I found this series of comments on a post I wrote about atheist parenting a couple of weeks ago very interesting and thought provoking:
Two Pi Man: [I]t’s about allow[ing] other people to make their own choices and respecting their decisions if they make different ones. And for children, yes absolutely it’s about passing on critical thinking skills so they can evaluate philosophies & religions for themselves. Teaching, for example, that “homeopathy is bad” as an article of faith, just leaves them vulnerable to the next dange[r]ous superstition—magnetic bracelets, astrology, or some new thing people will invent in the decades to come.
gexpl: Very well said! I think some people forget that just telling a child “that is nonsense” or “this is bad” is NOT the same thing as actually educating them. And no, just because you might go into a long, detailed lecture about WHY something is wrong does not mean that you educated them either. Kids need to be able to ask questions, to explore, to see the other side in order to truly draw their own conclusions. Parents should not stifle this by insulting and demonizing beliefs that they disagree with or by presenting only one side of an argument.
Kat: THIS. My (religious) parents paid a considerable amount of lip service to teaching critical thinking skills and allowing us to ask questions. However, I quickly learned that any questions suggesting I might see some validity in arguments supporting the “other side” were met with diatribes about why that was wrong and you’d have to be an idiot to believe it.
Basically, they said they wanted us to think critically, but they were convinced that doing so would automatically lead us to their particular brand of Christianity and political conservatism, because everything else was so obviously stupid. Now that I’ve questioned all of that and left most of it behind, they think they failed to raise a critical thinker. I find this baffling and bizarre, and it’s certainly not the sort of thing I have any interest in repeating.
So much yes to all of this.
My conservative evangelical parents led me to be a critical thinker—or so they said. They gave a lot of lip service to the idea of each of us children thinking things through for ourselves, and making our own decision—because, after all, they believed that children have to become Christians rather than being born Christians. That personal decision to follow Christ had to be ours. But even as they talked about teaching us critical thinking, in practice only one decision was allowed, and we were never actually allowed to explore alternatives.
Since we didn’t really have the opportunity to make any other choice, what choice do you think we each made? That’s right, every single one of my siblings—twelve of us in all—chose Christ as children.
My parents believed that preparing us for the world outside of our home and community meant ensuring that we understood both sides of each issue. But what that really meant was giving us caricatured strawmen of the opposing side and explaining why it was wrong. We never actually grappled with the arguments the other side was making, whatever the issue, because we didn’t actually understand what those arguments were. It’s funny, as a child I thought that I was extremely well informed about, say, creation and evolution, or welfare and the social safety net, or what have you. I wasn’t.

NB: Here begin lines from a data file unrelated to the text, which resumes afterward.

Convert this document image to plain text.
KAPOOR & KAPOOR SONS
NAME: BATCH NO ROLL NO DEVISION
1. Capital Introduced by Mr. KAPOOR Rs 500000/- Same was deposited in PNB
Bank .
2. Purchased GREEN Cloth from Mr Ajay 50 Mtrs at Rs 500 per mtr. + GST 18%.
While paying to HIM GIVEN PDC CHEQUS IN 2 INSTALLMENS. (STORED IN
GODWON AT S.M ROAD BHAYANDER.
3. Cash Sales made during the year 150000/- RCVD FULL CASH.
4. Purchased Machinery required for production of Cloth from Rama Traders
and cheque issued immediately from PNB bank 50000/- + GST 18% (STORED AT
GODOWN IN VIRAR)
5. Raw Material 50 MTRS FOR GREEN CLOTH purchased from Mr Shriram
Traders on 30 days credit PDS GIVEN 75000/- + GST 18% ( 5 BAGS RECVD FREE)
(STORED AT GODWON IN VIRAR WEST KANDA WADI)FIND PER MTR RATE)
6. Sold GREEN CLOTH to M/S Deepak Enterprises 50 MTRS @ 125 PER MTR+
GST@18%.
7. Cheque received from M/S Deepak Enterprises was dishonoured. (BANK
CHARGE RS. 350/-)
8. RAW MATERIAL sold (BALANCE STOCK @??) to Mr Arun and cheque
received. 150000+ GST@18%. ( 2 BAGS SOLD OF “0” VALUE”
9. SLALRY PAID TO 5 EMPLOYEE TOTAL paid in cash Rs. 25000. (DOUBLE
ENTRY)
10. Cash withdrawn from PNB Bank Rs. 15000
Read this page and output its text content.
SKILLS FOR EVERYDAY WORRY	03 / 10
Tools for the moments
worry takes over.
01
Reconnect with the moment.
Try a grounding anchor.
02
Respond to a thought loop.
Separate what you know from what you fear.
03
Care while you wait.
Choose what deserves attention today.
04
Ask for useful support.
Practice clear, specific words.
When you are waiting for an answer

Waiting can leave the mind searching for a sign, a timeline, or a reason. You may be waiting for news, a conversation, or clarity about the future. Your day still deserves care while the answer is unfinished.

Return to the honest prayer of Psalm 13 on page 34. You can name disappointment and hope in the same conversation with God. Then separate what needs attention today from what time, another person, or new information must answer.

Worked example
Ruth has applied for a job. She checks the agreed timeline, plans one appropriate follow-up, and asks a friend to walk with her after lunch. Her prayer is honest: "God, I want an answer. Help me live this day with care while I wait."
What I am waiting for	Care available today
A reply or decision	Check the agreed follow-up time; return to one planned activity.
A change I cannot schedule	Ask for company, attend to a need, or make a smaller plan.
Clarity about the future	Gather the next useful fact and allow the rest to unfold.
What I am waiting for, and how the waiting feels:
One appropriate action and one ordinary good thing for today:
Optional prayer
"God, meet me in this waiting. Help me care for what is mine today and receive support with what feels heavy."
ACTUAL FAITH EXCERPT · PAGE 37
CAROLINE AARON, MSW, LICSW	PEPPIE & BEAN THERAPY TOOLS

One by one, I and each of my siblings have stepped out of our parents’ home and into the wider world. Each of us has been exposed to the counterarguments we thought we knew but didn’t, and each of us has learned what it actually meant to make our own decisions, in an environment with less pressing expectations.
For my parents, teaching critical thinking was more about teaching us why the other side was wrong, and making sure we knew both sides of each issue didn’t include actually understanding the central arguments of our opponents. This may help you better understand some of what I’ve said about how I, as an atheist, plan to raise my own children. For one thing, I’m going to give them tools and let them do their own thinking rather than teaching them that religions are wrong, and here’s why. For another thing, I’m not going to shelter them from hearing religious arguments made by religious believers, straight from them rather than interpreted through me.
Actually teaching my children critical thinking—and actually wanting them to understand both sides on various arguments—has to include some form of letting go, some realization that they might come to different conclusions than I have, and some willingness to accept that.
All of this is to say that it is one thing for a parent to say they are going to teach their children critical thinking and encouraging them to learn about a variety of different ideas, and another thing entirely for them to actually do that. When I hear atheist parents talk about teaching their children critical thinking, I worry that they may unintentionally repeat my parents’ problematic pattern. My parents, after all, talked a good deal about teaching their children to be critical thinkers—it’s just that they had only one possible end point in mind. I would urge other atheist parents not to repeat that mistake.